Suburbwatch claims to "analyse long term property price trends which identify strengthening and weakening market trends in individual suburbs before the market reflects them in current property prices."
It also identifies what it deems to be 'Fast Mover' suburbs, where prices are moving up a lot quicker than other locations.
Their website highlights the country's three major cities and breaks them down suburb by suburb.
Each suburb attracts a rating, not dissimilar to those which an equities market analyst would attribute to a particular stock for his clients: "Buy, Buy-Hold,Hold, Sell-Hold, and Sell".
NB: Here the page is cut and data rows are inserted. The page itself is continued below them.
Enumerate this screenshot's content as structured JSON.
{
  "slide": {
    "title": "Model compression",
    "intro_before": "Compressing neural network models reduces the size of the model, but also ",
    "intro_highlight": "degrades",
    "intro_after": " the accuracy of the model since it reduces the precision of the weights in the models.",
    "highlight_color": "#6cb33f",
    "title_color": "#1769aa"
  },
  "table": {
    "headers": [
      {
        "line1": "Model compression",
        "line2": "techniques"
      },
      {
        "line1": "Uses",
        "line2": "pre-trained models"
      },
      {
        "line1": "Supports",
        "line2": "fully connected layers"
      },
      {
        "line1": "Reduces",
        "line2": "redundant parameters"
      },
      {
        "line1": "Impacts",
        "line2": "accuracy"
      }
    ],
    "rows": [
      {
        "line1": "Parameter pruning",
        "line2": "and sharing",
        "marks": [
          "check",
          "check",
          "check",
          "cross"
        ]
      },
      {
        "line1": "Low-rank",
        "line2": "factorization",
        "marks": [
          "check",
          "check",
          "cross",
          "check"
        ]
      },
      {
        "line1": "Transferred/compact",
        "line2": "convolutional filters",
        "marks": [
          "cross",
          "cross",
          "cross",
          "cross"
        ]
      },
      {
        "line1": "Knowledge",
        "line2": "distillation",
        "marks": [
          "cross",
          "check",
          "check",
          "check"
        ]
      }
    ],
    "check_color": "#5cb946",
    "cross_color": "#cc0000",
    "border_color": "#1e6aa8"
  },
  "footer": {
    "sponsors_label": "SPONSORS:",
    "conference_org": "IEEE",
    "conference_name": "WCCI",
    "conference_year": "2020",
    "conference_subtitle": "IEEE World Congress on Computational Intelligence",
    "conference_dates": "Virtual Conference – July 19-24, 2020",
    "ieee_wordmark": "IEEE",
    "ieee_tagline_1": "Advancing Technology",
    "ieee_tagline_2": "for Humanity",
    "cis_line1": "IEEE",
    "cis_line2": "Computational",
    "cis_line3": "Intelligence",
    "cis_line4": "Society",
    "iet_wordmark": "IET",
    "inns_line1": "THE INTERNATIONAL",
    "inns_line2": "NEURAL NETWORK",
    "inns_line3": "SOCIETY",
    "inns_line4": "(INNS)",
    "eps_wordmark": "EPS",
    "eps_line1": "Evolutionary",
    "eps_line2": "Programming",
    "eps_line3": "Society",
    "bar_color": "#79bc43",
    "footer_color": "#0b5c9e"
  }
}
Their summaries of current activity in the three main centres are as follows:
AUCKLAND
"A divergence in property price growth trends across parts of Auckland with some suburbs revealing a deterioration in their trends whilst other suburbs look set to continue to boom. These trends indicate that now 40 per cent of Auckland suburbs are still offering good capital growth opportunities in the short to medium term."
WELLINGTON
"Wellington generally remains a strong market with some suburbs revealing a 20 per cent capital growth rate on an annualised basis."
CHRISTCHURCH
"Christchurch is experiencing a continued shift to property price growth trends which reveal slowing property price growth but still around half of Christchurch suburbs are now indicating it is a good time to buy."
Access to the information on the website is by subscription, starting from $30 and going all the way up to around $1000.